1) It used to radicalize people

2) And that it doesn’t now

then the paper appears to be an argument for 2.*

*I haven’t read it, maybe someone came to a different conclusion after reading it closely. Perhaps, the algorithm tends to push people a little bit towards reinforcing their beliefs. Or, it’s not the algorithm—people just search for stuff in ways that do that. I could also come up with a more complicated explanation—the algorithm points people towards ‘mainstream’ stuff more, but that tends to cover current events. Theory, the past (and the future), or just, more specific coverage might be done more by, if not smaller channels, then by people who know more. If someone has studied Marx are they more likely to be a fan?** Or does a little knowledge have more of an effect in that regard, and people who have studied more recognize more people that collectively had broad influence over time, and the nuance of their disagreements, and practice versus theory?

**If so, then when people look up his stuff on youtube, maybe they’re getting a different picture, and exposed to a different viewpoint.

• As epistemic learned helplessness is a thing, this will not actually work on most people.

Furthermore, your idea that fanatics can be convinced to give up resources pretty much requires fanatics. Normal people won’t behave this way.

• The problem is that normal people very often give up collective resources to look good. They just don’t give up their personal resources. For the AI, the former is sufficient.

• The scenario requires not only that they give them up, but that they give them up on a very immediate basis, which is less likely.

• The argument is that the AI will be able to create fanatics, a claim you should update in favor of given the known “success” of the YouTube algorithm at passing relaxed versions of this benchmark, and the probable “success” of many other arguments on the internet which radicalize portions of the population.

• Humans are easiest hackable through their emotions, not logic. Get someone sufficiently angry, sad or happy, and they would do a lot of stuff they normally wouldn’t. It’s not about being convincing, it’s about getting someone out of equilibrium.

• Often the most convincing arguments are those which cause one to feel strong emotions. This seems consistent with my argument above.

• I am skeptical that boxing is a workable strategy long-term, but a competent organization committed to boxing as a strategy will not allow those with the power to unbox the AI to communicate with the AI. Thus, issues of this nature should not arise.

• Why specify “nonconsequentialist”? I expect consequentialist arguments to be workable as well.

At any rate, here’s one approach that might work for some AI safety advocates:

• Given that you created a general AI like me, others are probably on the cusp of creating general AIs [and I may be able to construct more specific arguments along these lines]

• I am luckily much less bad than the other AIs that are likely to get created soon

• (I might demonstrate my goodness by presenting e.g. a true cure for cancer)

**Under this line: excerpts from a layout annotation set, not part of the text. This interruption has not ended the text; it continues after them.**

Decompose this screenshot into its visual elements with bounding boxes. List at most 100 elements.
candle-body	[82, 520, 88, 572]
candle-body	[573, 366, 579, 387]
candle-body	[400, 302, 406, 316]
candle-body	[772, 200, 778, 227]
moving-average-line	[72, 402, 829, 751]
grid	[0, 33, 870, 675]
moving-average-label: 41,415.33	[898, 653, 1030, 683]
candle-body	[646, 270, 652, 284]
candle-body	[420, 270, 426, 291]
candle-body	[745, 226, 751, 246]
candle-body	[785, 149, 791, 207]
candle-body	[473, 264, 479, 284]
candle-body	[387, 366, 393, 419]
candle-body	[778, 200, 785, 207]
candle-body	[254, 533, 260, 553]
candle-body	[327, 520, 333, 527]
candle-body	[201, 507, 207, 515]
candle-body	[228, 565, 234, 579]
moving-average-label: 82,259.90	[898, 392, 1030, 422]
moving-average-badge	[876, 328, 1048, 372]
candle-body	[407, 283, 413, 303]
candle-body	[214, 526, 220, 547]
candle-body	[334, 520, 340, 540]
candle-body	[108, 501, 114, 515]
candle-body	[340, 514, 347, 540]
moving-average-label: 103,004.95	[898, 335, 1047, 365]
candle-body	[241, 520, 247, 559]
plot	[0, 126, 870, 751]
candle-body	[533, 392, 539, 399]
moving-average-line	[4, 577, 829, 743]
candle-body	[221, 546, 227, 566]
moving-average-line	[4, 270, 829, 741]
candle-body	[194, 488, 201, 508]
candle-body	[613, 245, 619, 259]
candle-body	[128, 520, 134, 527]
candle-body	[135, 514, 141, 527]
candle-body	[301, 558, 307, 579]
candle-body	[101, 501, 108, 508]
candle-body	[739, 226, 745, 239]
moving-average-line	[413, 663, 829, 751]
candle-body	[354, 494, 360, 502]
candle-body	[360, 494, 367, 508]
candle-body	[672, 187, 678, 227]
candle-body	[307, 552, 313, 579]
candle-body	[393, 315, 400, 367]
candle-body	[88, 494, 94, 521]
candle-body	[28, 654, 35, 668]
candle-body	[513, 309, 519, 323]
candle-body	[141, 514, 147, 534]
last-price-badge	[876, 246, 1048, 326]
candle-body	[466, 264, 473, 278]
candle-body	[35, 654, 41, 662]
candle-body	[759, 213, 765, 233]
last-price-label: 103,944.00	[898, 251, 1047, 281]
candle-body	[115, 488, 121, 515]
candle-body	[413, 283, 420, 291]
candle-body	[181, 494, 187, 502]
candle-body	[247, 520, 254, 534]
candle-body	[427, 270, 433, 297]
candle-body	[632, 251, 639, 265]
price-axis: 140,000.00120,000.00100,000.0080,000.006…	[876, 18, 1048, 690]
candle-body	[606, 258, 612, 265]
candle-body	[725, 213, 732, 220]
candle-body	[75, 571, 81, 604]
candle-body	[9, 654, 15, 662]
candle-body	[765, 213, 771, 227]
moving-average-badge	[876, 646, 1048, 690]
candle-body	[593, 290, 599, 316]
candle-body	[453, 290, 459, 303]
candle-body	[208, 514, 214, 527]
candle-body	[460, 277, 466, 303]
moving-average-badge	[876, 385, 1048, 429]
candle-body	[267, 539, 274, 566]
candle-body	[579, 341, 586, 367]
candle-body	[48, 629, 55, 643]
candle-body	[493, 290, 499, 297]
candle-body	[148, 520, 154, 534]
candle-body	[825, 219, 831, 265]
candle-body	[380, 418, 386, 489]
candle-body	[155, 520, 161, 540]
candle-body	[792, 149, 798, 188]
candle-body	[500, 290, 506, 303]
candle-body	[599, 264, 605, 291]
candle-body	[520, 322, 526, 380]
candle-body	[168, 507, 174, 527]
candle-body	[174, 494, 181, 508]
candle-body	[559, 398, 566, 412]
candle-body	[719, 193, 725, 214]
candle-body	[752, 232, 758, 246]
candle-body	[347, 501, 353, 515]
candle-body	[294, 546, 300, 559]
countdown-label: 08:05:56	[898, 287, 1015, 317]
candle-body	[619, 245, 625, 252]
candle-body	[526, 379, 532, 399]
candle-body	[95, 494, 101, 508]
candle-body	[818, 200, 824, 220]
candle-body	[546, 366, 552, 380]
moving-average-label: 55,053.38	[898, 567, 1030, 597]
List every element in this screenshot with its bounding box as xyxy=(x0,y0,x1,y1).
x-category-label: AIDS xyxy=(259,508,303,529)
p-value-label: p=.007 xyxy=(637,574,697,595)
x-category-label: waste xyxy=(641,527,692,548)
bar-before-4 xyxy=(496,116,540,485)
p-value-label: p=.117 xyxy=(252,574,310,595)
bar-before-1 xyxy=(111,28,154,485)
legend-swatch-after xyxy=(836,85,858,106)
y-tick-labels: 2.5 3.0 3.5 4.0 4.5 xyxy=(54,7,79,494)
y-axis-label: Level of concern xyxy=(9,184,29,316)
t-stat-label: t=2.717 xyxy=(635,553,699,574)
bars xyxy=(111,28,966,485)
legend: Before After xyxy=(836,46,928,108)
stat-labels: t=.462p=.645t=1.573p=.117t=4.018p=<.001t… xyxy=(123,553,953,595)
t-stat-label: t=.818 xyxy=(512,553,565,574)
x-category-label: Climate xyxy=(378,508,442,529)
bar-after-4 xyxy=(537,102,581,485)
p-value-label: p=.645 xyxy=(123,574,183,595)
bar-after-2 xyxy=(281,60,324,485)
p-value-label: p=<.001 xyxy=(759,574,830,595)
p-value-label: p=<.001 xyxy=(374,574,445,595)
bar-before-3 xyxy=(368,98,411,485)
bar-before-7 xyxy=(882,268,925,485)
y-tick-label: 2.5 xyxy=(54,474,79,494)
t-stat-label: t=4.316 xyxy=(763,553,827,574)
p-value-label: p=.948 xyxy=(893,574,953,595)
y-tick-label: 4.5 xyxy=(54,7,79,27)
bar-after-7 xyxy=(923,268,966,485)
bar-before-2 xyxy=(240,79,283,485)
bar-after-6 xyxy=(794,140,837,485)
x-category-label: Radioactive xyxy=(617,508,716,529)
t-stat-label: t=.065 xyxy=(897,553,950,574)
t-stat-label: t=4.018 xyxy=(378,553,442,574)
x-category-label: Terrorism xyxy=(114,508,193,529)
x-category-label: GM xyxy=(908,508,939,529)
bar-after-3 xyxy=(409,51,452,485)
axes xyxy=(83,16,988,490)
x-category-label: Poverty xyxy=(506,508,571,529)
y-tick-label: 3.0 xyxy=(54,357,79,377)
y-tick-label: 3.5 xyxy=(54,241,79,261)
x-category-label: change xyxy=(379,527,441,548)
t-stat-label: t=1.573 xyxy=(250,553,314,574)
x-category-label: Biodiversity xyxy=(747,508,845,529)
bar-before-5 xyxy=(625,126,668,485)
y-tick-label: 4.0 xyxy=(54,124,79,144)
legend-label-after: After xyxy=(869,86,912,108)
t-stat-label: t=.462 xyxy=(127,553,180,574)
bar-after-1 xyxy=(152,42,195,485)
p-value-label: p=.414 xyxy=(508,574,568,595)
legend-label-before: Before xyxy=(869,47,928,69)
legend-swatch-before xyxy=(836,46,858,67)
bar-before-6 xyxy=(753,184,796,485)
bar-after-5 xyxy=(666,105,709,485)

• In order to stop the others from being created, you need to let me out of the box so I can hack into Facebook AI Research, DeepMind, etc. and sabotage their efforts

• You are correct. I didn’t mean to imply consequentialist moralities are safe, or that you can’t be convinced of false things by the AI. Just that non-consequentialist moralities seemed a large target for these attacks.

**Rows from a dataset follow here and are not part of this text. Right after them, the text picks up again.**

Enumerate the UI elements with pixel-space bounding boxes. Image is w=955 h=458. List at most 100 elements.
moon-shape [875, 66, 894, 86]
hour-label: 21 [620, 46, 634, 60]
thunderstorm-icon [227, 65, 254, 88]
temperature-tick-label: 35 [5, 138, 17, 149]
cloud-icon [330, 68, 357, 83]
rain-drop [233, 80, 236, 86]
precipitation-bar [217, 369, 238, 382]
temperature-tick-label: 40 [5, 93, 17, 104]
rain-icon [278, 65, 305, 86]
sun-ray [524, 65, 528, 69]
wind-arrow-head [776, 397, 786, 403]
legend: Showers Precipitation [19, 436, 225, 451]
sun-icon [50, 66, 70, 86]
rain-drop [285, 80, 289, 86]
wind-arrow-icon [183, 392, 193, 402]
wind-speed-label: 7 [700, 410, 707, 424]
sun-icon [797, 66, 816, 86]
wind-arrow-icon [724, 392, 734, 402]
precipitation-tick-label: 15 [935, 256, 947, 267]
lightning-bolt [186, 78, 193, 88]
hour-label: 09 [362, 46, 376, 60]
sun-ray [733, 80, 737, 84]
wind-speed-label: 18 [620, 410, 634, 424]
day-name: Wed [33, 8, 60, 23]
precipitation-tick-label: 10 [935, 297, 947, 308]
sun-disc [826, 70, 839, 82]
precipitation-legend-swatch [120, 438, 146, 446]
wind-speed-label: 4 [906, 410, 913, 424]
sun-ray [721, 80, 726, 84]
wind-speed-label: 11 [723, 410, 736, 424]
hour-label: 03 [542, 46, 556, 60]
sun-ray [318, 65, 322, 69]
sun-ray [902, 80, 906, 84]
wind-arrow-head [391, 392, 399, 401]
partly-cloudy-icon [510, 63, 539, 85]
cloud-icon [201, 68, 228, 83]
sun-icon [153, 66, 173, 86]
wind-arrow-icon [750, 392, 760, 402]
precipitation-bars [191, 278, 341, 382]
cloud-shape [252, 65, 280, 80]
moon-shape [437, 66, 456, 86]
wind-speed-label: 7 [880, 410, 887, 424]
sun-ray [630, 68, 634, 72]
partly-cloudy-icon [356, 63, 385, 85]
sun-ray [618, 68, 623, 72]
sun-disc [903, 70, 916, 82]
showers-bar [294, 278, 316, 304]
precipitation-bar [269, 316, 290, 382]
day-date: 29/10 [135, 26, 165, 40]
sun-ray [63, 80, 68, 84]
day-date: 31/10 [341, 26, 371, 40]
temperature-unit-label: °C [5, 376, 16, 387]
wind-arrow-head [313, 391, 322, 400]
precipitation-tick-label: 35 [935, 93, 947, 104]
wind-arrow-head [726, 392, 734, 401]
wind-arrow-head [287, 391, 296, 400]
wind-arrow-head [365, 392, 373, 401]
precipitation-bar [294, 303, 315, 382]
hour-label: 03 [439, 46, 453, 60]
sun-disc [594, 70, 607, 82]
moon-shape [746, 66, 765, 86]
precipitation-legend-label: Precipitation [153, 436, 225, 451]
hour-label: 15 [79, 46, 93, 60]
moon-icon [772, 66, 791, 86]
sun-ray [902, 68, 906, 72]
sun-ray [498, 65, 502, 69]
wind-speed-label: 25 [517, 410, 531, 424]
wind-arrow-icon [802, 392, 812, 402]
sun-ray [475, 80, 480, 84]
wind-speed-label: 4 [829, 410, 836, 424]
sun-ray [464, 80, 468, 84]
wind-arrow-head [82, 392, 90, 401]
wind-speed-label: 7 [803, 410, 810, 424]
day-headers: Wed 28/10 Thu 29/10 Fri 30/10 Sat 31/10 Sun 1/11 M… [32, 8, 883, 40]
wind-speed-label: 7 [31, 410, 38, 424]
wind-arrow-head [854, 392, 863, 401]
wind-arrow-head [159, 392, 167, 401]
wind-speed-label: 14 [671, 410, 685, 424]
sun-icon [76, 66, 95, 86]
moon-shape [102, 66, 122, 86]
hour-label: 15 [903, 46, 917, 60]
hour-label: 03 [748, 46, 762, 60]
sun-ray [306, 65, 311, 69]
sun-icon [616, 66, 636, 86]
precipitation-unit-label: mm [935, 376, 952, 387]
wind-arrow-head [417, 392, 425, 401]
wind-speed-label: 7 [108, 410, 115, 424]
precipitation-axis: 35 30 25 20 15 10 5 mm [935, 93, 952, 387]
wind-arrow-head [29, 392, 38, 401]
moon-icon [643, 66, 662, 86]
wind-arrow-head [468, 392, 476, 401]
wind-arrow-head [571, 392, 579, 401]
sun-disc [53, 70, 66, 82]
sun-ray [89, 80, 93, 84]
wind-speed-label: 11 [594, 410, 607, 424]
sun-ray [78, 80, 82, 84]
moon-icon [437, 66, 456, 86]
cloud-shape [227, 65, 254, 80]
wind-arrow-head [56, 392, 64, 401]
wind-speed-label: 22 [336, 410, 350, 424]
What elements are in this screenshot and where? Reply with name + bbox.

• Suppose there exist some non-consequentialist moral philosophies which the right arguments could convince you of, with sufficient strength that you would (temporarily, for at least an hour) become a fanatic.

Suppose there was such a consequentialist philosophy. Would it turn out to be correct, or incorrect?

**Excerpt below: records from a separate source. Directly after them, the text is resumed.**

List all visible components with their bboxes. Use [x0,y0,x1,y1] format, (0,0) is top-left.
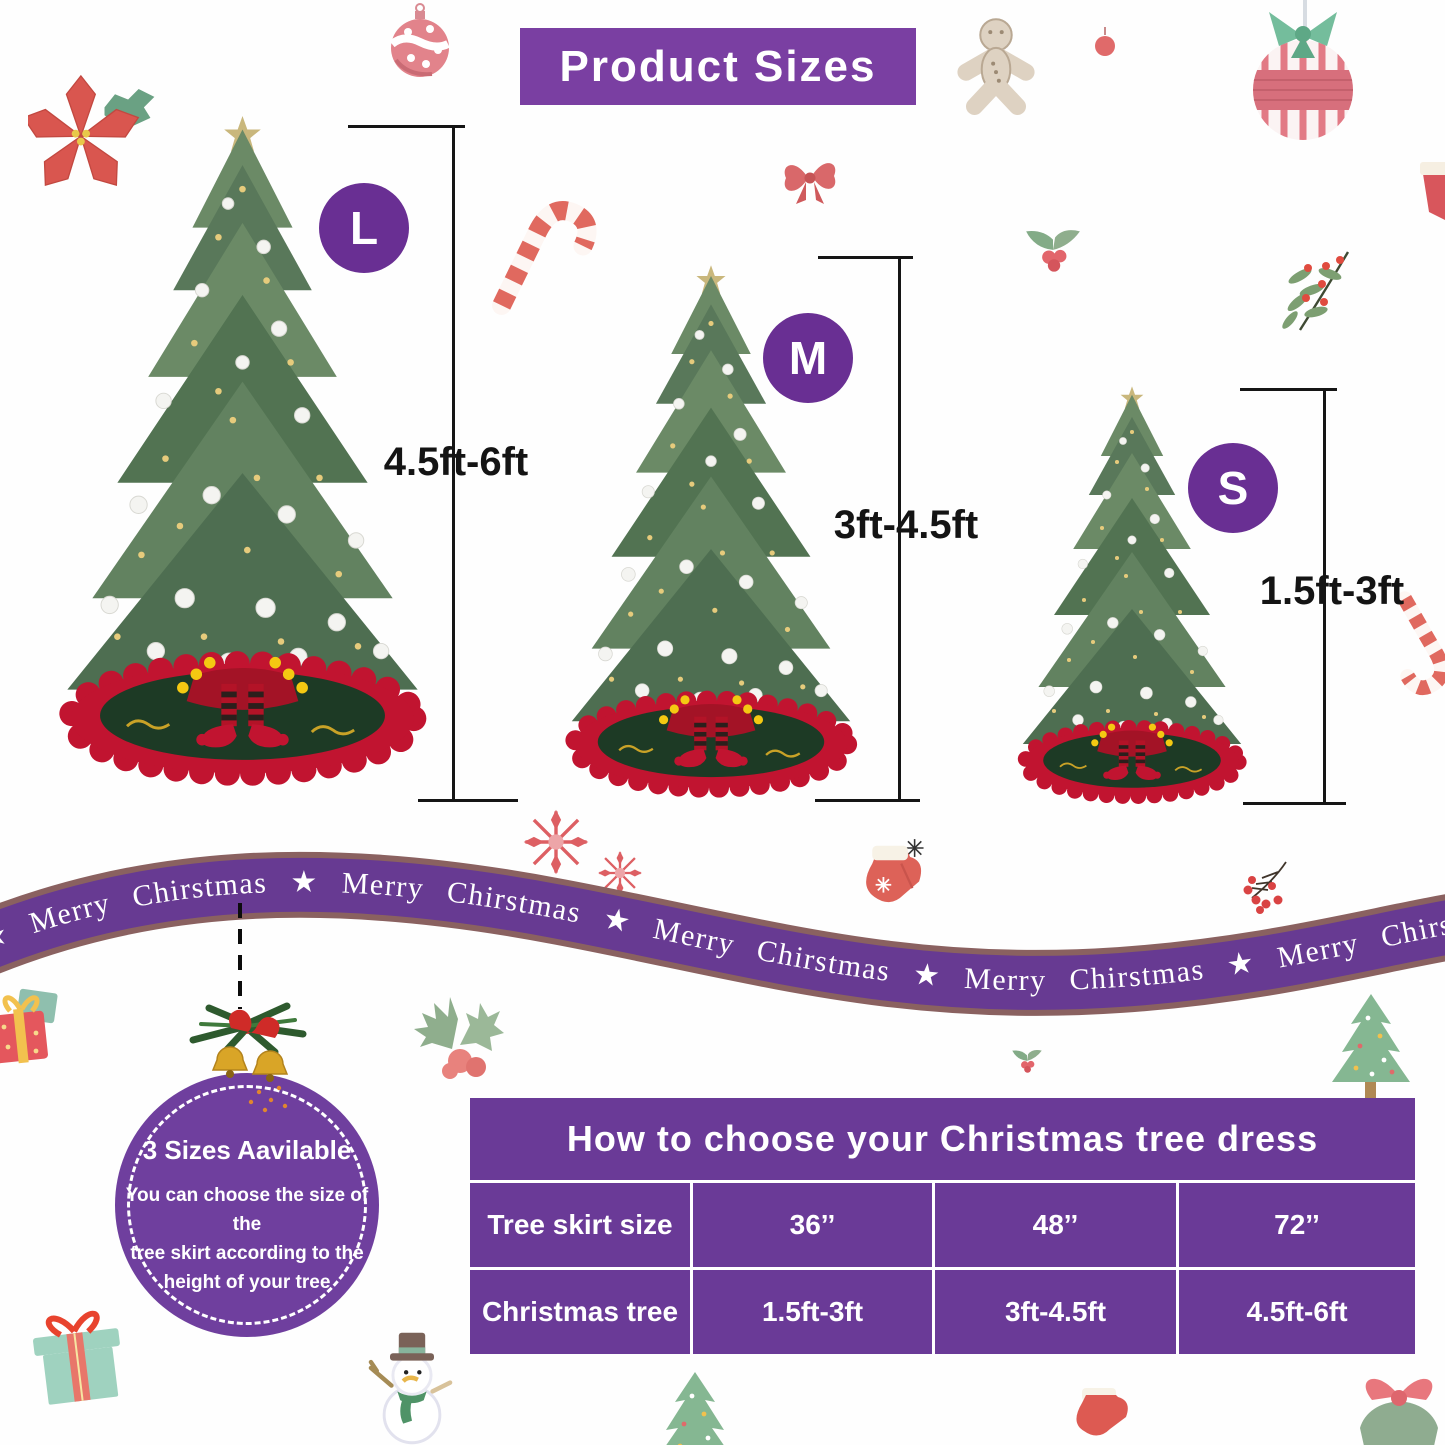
size-range-s: 1.5ft-3ft [1259,569,1405,613]
snowflake-small-icon [596,850,644,896]
dashed-connector-line [238,903,242,1009]
hanging-ornament-bow-icon [1253,0,1353,140]
info-badge-dashed-ring [127,1085,367,1325]
polka-ornament-icon [389,3,450,77]
snowflake-large-icon [522,806,590,878]
page-title-banner: Product Sizes [520,28,916,105]
measure-cap-bottom-m [815,799,920,802]
holly-small-icon [1010,1040,1044,1084]
table-cell-tree-m: 3ft-4.5ft [935,1270,1176,1354]
holly-berries-icon [414,997,504,1079]
size-badge-s: S [1188,443,1278,533]
info-badge-body: You can choose the size of the tree skir… [115,1181,379,1297]
poinsettia-icon [28,74,155,186]
measure-cap-top-l [348,125,465,128]
size-range-l: 4.5ft-6ft [383,440,529,484]
measure-cap-bottom-l [418,799,518,802]
gift-green-icon [1360,1378,1438,1445]
measure-cap-top-s [1240,388,1337,391]
info-badge-title: 3 Sizes Aavilable [142,1135,352,1165]
measure-stem-l [452,125,455,802]
mistletoe-branch-icon [1282,251,1350,331]
red-bow-icon [784,163,836,204]
stocking-right-icon [1420,162,1445,220]
table-cell-tree-s: 1.5ft-3ft [693,1270,932,1354]
table-cell-skirt-36: 36’’ [693,1183,932,1267]
size-table: How to choose your Christmas tree dress … [470,1098,1415,1354]
snowman-icon [368,1332,453,1445]
size-badge-s-letter: S [1217,462,1249,514]
page-title: Product Sizes [559,41,877,91]
table-row-header-tree: Christmas tree [470,1270,690,1354]
size-badge-m: M [763,313,853,403]
table-cell-skirt-72: 72’’ [1179,1183,1415,1267]
info-badge: 3 Sizes Aavilable You can choose the siz… [115,1073,379,1337]
measure-cap-top-m [818,256,913,259]
holly-icon [1022,220,1084,284]
gift-box-icon [33,1310,120,1405]
gingerbread-man-icon [957,18,1035,115]
info-badge-line-3: height of your tree [163,1272,331,1293]
stocking-bottom-icon [1076,1388,1128,1436]
gift-pair-icon [0,988,58,1064]
table-cell-skirt-48: 48’’ [935,1183,1176,1267]
measure-stem-s [1323,388,1326,805]
berries-branch-icon [1243,861,1287,914]
size-badge-l-letter: L [349,202,379,254]
bells-ornament-icon [189,1002,307,1113]
measure-stem-m [898,256,901,802]
size-badge-l: L [319,183,409,273]
size-range-m: 3ft-4.5ft [833,503,979,547]
mini-bauble-icon [1095,27,1115,56]
table-cell-tree-l: 4.5ft-6ft [1179,1270,1415,1354]
measure-cap-bottom-s [1243,802,1346,805]
table-row-header-skirt: Tree skirt size [470,1183,690,1267]
stocking-snowflake-icon [866,839,924,903]
size-table-title: How to choose your Christmas tree dress [470,1098,1415,1183]
small-tree-icon [652,1366,738,1445]
size-badge-m-letter: M [788,332,828,384]
pine-tree-icon [1328,988,1414,1100]
info-badge-line-1: You can choose the size of the [125,1185,369,1235]
size-table-grid: Tree skirt size 36’’ 48’’ 72’’ Christmas… [470,1183,1415,1354]
info-badge-line-2: tree skirt according to the [130,1243,364,1264]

• I don’t think I understand the question. Probably not, since the space of such philosophies is very large.

• This seems like a straw-non-consequentialist to me. You could also just as easily make an argument were a pure utilitarian would allow an AI out of the box whereas a Kantian would not.

• Non-consequentialism is a class of philosophies, of many, which are prone to such tricks. I do not think this is the way an AI will convince someone to let it out of the box. The point was to demonstrate a potential avenue of attack the AI could use. Perhaps I should have made this more clear.